La tattica del rinvio per paura

Si oscilla tra europeismo e euroscetticismo, tra voglia di alleanza col Pd e minacce al partito di Nicola Zingaretti, tra attestati di lealtà e smarcamento dal premier. Disorienta ulteriormente il dettaglio che a interpretare i «Movimenti» grillini sia Luigi Di Maio. Il ministro degli Esteri di volta in volta assume le fattezze del guastatore o dello stabilizzatore, a seconda degli umori che capta e dell’esigenza di cavalcarli per non essere disarcionato da un ruolo ormai contestato apertamente. Il suo irrigidimento sul Meccanismo europeo di stabilità, acronimo Mes, è l’ultima manifestazione di questo tatticismo giocato non con lo sguardo agli alleati o all’Europa, ma alle convulsioni interne ai Cinque Stelle. Accreditare un complotto europeo contro l’Italia, magari facendosi scudo di qualche distinguo imprevisto, spinge la prima forza del governo verso la convergenza con la più vieta propaganda sovranista. E non cancella il sospetto che, demonizzando strumentalmente il Mes, in realtà siano i populisti presenti oltre che in Lega e FdI anche nel M5S a volersi tenere le mani libere in vista di politiche ostili agli impegni con l’Ue. Ma è un atteggiamento che obbliga Conte a una mediazione acrobatica col Pd, frastornato e sempre più irritato dagli scarti di Di Maio; con la nuova Commissione europea, dove un M5S europeista a giugno ora si è diviso sul voto; e con lo stesso Movimento. Il premier conosce a fondo le dinamiche interne dei Cinque Stelle, dei quali è stato un’emanazione e che tuttora cercano di fargli pesare la loro investitura: tanto più perché navigano tra mille difficoltà.

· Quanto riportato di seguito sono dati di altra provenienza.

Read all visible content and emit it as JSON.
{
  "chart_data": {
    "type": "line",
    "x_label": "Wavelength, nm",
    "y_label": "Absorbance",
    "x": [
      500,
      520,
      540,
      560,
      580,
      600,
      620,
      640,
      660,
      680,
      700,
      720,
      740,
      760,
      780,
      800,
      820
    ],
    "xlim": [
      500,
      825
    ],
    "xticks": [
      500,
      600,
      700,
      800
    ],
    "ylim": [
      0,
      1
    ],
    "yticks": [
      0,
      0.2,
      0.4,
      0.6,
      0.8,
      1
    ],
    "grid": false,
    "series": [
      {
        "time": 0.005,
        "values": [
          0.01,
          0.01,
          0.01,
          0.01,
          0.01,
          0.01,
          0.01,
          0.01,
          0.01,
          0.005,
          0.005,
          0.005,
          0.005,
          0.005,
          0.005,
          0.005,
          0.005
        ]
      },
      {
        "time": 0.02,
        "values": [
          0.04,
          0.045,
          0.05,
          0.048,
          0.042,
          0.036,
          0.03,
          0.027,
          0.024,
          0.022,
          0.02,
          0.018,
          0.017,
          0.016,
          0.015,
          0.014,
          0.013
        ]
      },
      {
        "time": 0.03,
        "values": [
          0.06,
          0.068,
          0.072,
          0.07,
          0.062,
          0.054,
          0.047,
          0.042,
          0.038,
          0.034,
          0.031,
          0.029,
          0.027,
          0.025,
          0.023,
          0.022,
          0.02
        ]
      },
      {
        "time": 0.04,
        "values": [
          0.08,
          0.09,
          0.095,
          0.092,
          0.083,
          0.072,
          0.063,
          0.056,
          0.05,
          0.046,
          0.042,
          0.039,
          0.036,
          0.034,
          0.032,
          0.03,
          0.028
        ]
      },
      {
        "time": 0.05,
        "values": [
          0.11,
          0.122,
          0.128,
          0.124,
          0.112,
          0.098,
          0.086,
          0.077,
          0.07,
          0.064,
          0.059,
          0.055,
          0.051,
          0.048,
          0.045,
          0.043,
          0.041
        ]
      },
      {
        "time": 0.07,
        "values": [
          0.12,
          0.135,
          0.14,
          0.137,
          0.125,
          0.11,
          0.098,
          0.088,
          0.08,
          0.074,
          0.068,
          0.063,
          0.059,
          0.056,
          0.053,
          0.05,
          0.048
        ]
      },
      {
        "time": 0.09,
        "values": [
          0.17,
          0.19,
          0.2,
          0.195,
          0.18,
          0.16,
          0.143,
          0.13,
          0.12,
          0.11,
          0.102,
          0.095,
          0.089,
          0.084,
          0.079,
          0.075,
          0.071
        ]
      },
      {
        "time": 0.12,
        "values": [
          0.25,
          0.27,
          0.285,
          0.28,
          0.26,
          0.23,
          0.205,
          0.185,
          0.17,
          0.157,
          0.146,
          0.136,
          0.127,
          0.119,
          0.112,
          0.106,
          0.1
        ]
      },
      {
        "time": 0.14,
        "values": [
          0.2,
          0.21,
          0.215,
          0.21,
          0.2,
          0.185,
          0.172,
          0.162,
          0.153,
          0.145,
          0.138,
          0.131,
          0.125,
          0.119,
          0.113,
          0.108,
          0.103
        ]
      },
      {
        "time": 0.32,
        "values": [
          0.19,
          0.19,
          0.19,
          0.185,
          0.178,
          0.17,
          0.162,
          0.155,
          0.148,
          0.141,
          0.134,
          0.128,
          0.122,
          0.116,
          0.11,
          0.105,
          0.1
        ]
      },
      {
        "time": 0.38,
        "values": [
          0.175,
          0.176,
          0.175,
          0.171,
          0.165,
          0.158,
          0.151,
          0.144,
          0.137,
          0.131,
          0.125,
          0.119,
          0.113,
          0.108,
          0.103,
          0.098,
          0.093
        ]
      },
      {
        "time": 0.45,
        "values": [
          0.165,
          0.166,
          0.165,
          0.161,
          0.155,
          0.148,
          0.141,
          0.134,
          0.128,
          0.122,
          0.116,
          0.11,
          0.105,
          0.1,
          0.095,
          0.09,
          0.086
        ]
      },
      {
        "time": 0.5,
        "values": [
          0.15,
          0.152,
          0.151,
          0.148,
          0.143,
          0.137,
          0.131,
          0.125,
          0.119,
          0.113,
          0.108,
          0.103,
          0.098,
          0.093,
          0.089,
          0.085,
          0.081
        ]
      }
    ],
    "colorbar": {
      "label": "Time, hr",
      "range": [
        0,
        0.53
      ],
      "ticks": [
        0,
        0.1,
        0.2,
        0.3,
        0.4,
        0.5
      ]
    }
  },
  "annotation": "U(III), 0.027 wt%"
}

Così, quando il ministro degli Esteri sembra ufficializzare la distanza dal «suo» presidente del Consiglio facendo sponda con Alessandro Di Battista contro il Mes, il messaggio in bottiglia preoccupa. Di Battista è uno degli esponenti più antigovernativi, in bilico tra un nuovo sabbatico in Iran, dopo quello in Centro America, e una ricandidatura in caso di elezioni anticipate. Chiarire queste ambiguità è prioritario, per un esecutivo che abbia l’ambizione non solo di sopravvivere ma di governare e comunque di non isolare l’Italia nel contesto europeo. E sperare che dal vertice di questa sera arrivi un’indicazione non provvisoria né contraddittoria dovrebbe essere nell’interesse di tutti, anche perché è in primo luogo nell’interesse nazionale. Prendere tempo, rinviare, tergiversare, come si sta facendo con l’ex Ilva, con Alitalia, con il rosario di crisi industriali lasciate aperte, sarebbe soltanto la conferma di un’Italia impantanata nelle sue contraddizioni. E condannata a restarci da un perno grillino che si illude di restare tale galleggiando su una rendita di posizione elettorale di appena un anno e mezzo fa ma già, sembrerebbe, appartenente a un’altra stagione politica.